5年目には、太鼓の練習が生活に溶け込み、太鼓を叩くことが日常生活の一部になってきました。指揮者も必要ではなくなってきたため、太鼓オーケストラは解消され現在のスタイルが確立していきます。地域にも『わらしな太鼓』が知れ渡り、また理解していただき、発表の場も増えていきます。

その反面、指導面では行き詰まることが多々ありました。それは全員で太鼓をやっていく難しさにありました。利用者の中には、太鼓の好きな人、嫌いな人もいるのではないかという悩みもかかえていました。指導員は、太鼓を強制しないように、楽しみになるように配慮しながら、のんびり、ゆっくり、遊びながらの太鼓も加えていきました。運動会が近い時の応援太鼓の練習や、個人でのリズム披露、障害物競争に太鼓を加えたりと、多くの工夫を加えました。そうしていくうちに、ありのままの姿で素直にみんなで叩く太鼓が一番楽しいことに気付いたのです。
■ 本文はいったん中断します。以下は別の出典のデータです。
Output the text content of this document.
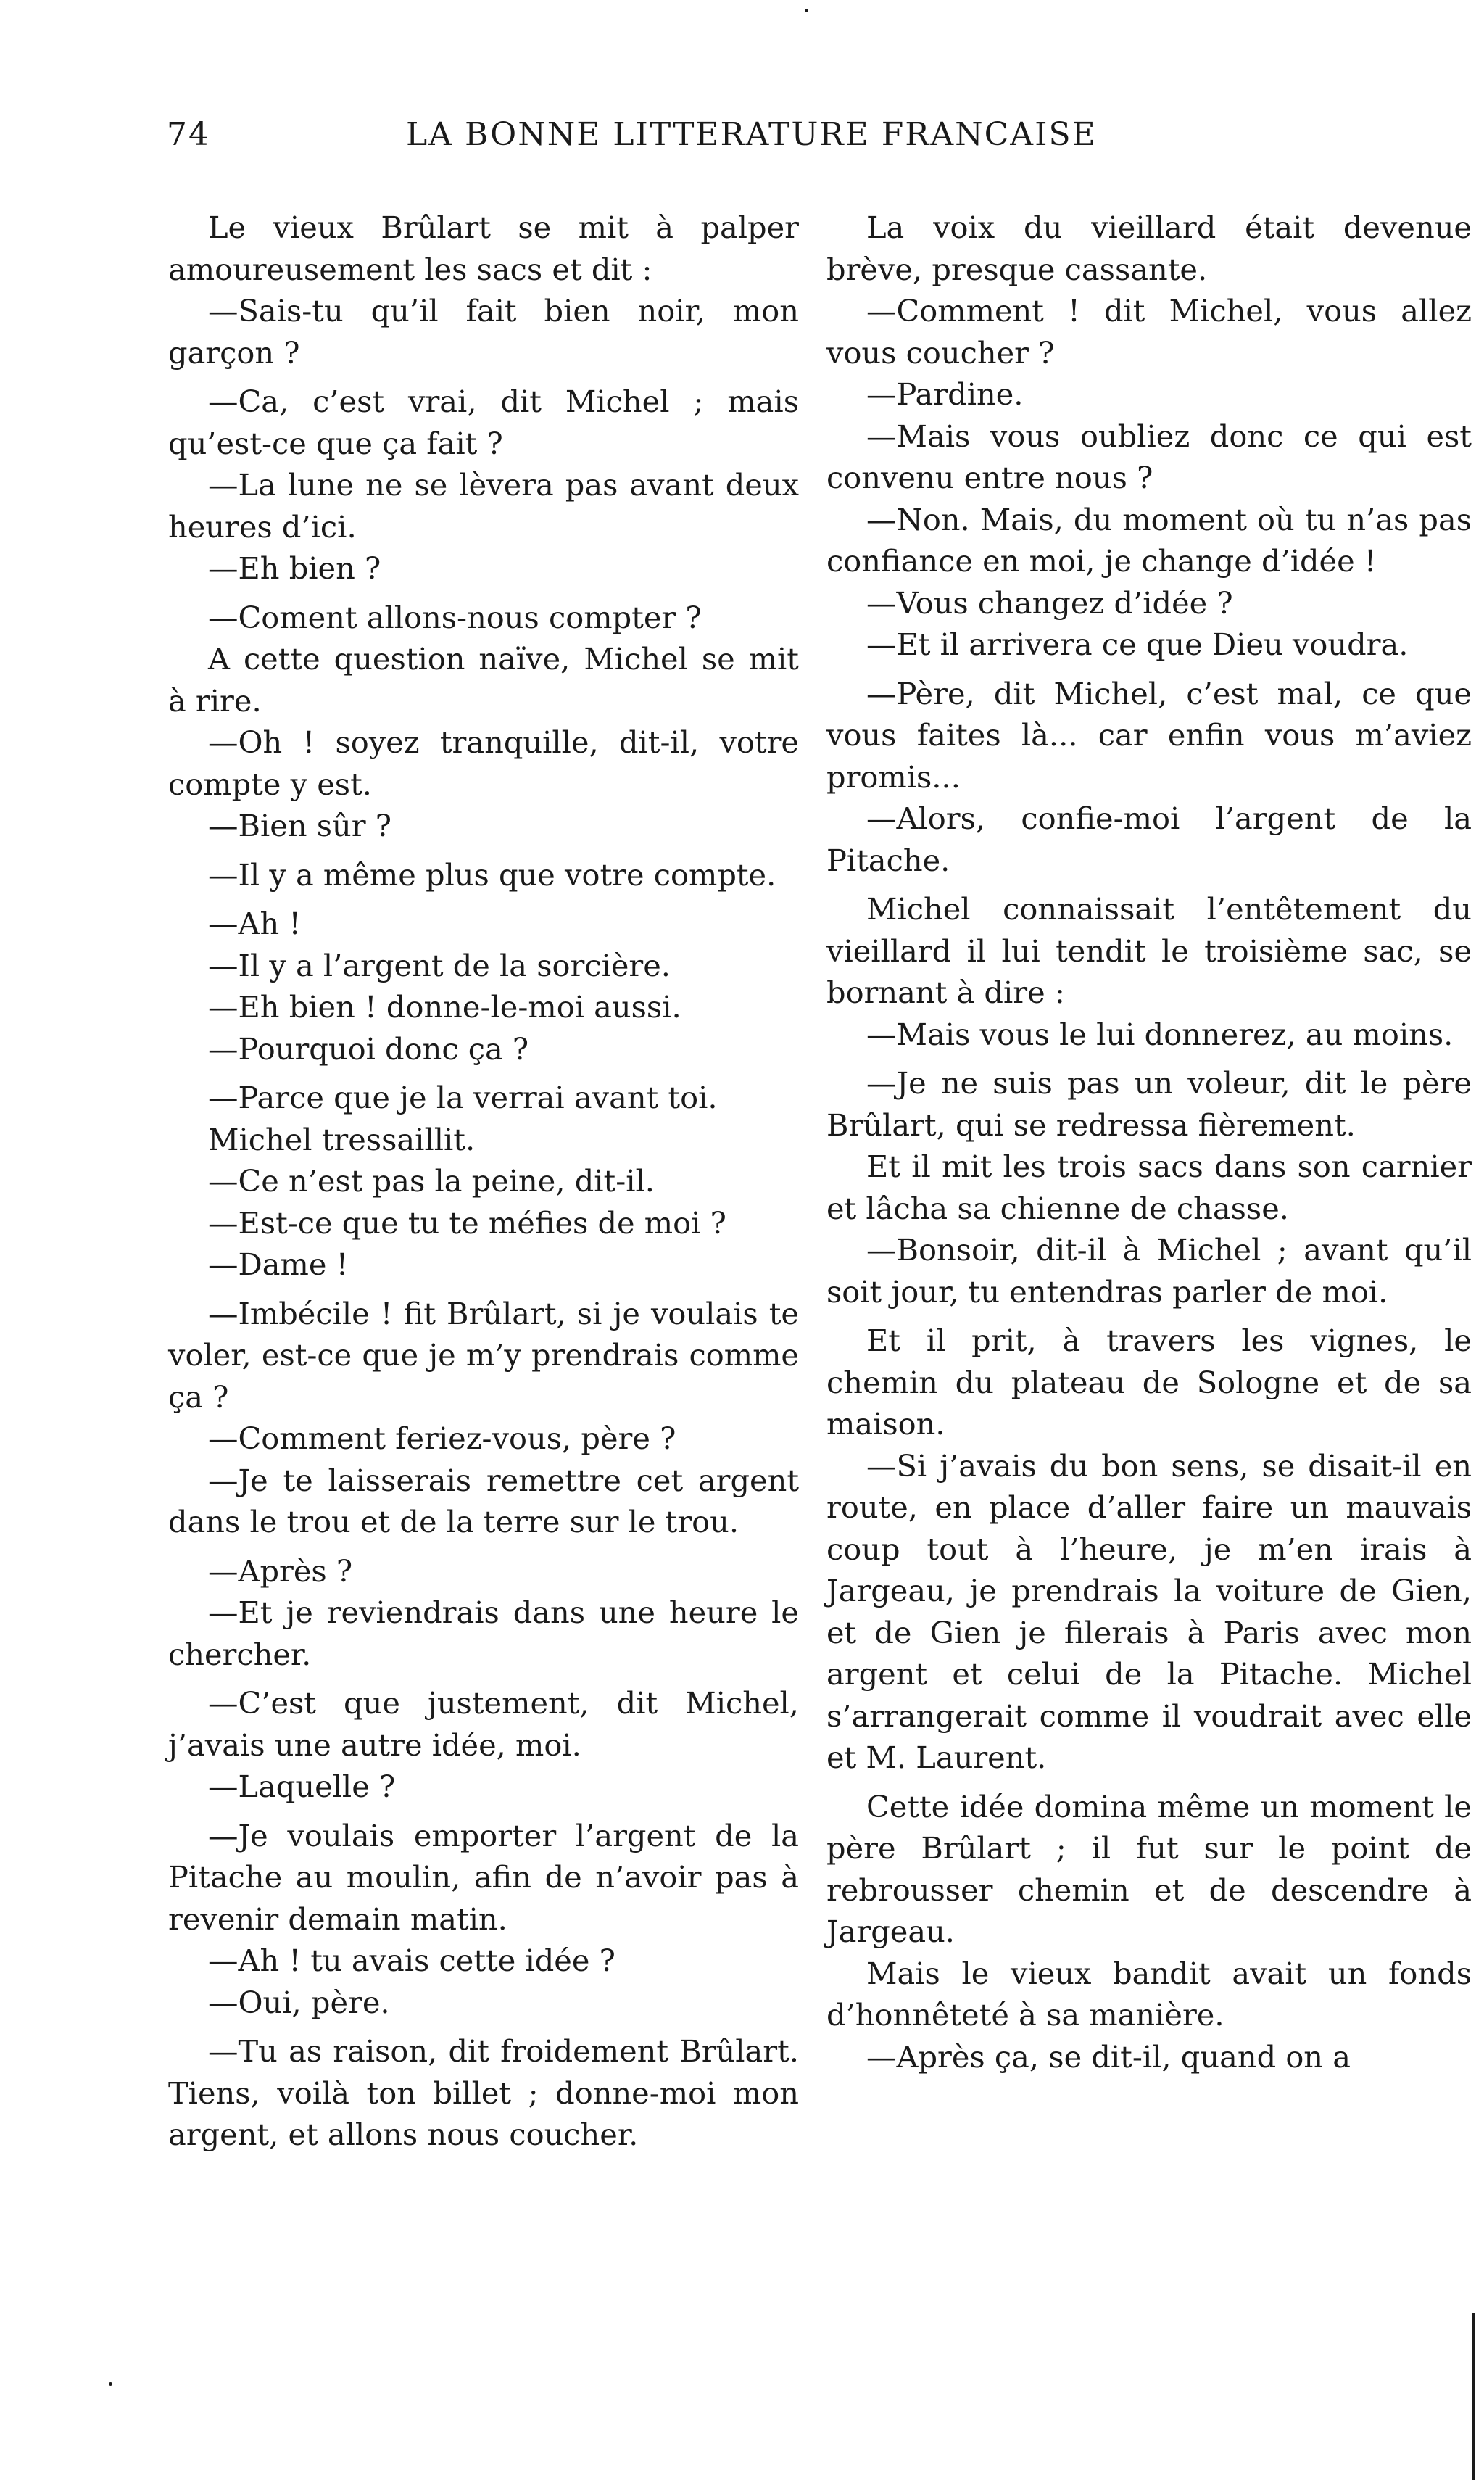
74	LA BONNE LITTERATURE FRANCAISE

Le vieux Brûlart se mit à palper amoureusement les sacs et dit :

—Sais-tu qu’il fait bien noir, mon garçon ?

—Ca, c’est vrai, dit Michel ; mais qu’est-ce que ça fait ?

—La lune ne se lèvera pas avant deux heures d’ici.

—Eh bien ?

—Coment allons-nous compter ?

A cette question naïve, Michel se mit à rire.

—Oh ! soyez tranquille, dit-il, votre compte y est.

—Bien sûr ?

—Il y a même plus que votre compte.

—Ah !

—Il y a l’argent de la sorcière.

—Eh bien ! donne-le-moi aussi.

—Pourquoi donc ça ?

—Parce que je la verrai avant toi.

Michel tressaillit.

—Ce n’est pas la peine, dit-il.

—Est-ce que tu te méfies de moi ?

—Dame !

—Imbécile ! fit Brûlart, si je voulais te voler, est-ce que je m’y prendrais comme ça ?

—Comment feriez-vous, père ?

—Je te laisserais remettre cet argent dans le trou et de la terre sur le trou.

—Après ?

—Et je reviendrais dans une heure le chercher.

—C’est que justement, dit Michel, j’avais une autre idée, moi.

—Laquelle ?

—Je voulais emporter l’argent de la Pitache au moulin, afin de n’avoir pas à revenir demain matin.

—Ah ! tu avais cette idée ?

—Oui, père.

—Tu as raison, dit froidement Brûlart. Tiens, voilà ton billet ; donne-moi mon argent, et allons nous coucher.

La voix du vieillard était devenue brève, presque cassante.

—Comment ! dit Michel, vous allez vous coucher ?

—Pardine.

—Mais vous oubliez donc ce qui est convenu entre nous ?

—Non. Mais, du moment où tu n’as pas confiance en moi, je change d’idée !

—Vous changez d’idée ?

—Et il arrivera ce que Dieu voudra.

—Père, dit Michel, c’est mal, ce que vous faites là... car enfin vous m’aviez promis...

—Alors, confie-moi l’argent de la Pitache.

Michel connaissait l’entêtement du vieillard il lui tendit le troisième sac, se bornant à dire :

—Mais vous le lui donnerez, au moins.

—Je ne suis pas un voleur, dit le père Brûlart, qui se redressa fièrement.

Et il mit les trois sacs dans son carnier et lâcha sa chienne de chasse.

—Bonsoir, dit-il à Michel ; avant qu’il soit jour, tu entendras parler de moi.

Et il prit, à travers les vignes, le chemin du plateau de Sologne et de sa maison.

—Si j’avais du bon sens, se disait-il en route, en place d’aller faire un mauvais coup tout à l’heure, je m’en irais à Jargeau, je prendrais la voiture de Gien, et de Gien je filerais à Paris avec mon argent et celui de la Pitache. Michel s’arrangerait comme il voudrait avec elle et M. Laurent.

Cette idée domina même un moment le père Brûlart ; il fut sur le point de rebrousser chemin et de descendre à Jargeau.

Mais le vieux bandit avait un fonds d’honnêteté à sa manière.

—Après ça, se dit-il, quand on a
8年目になると、みんなに余裕がでてきました。発表の場が増えた事で、全員の練習にも力が入っていきました。施設の外へ出て色々な人とふれあうことや、人前に出る緊張感を肌で感じることが、気分転換や社会性と礼儀を養えるというプラスの方向へ流れだしました。そして12年目の現在、練習は『明るく、楽しく、元気よく』を目標に、毎週2回2時間程行っており、みんながとても楽しみに参加しています。

オリジナル曲は、地元棄科川流域に言い伝えられている昔話や、ふるさと静岡を題材にみんなで作曲し、覚えやすいように、また叩きやすいように構成しています。全員の成長とともに毎年1曲づつ増え現在は10曲を数えるまでになりました。

昨年度は、静岡市社会福祉協議会主催の車椅子マラソンの応援演奏、特別養護老人ホームでの夏祭り演奏、社団法人静岡法人会主催の地域交流演奏会、静岡県中部地区施設主催の中部地区社会福祉施設合同文化祭、静岡中央警察署主催の防犯フェアーでの演奏、静岡市農業協同組合婦人部総会での演奏、静岡県社交業環境衛生同組合記念式典の演奏では、車をいただきました。

演奏後の『がんばったよ』『まちがえちゃったよ』と話すことも、とても楽しみになっています。みんなで太鼓が大好きになり、生き生きと楽しく叩くことで自信がつき、社会と接点をつくり、豊かな学園生活を送ることができるように、これからも療育太鼓に取り組んでいきたいです。また、このような発表の機会を今後も作っていただき、指導者の研修会なども行なえれば、より一層すばらしい大会になると期待しています。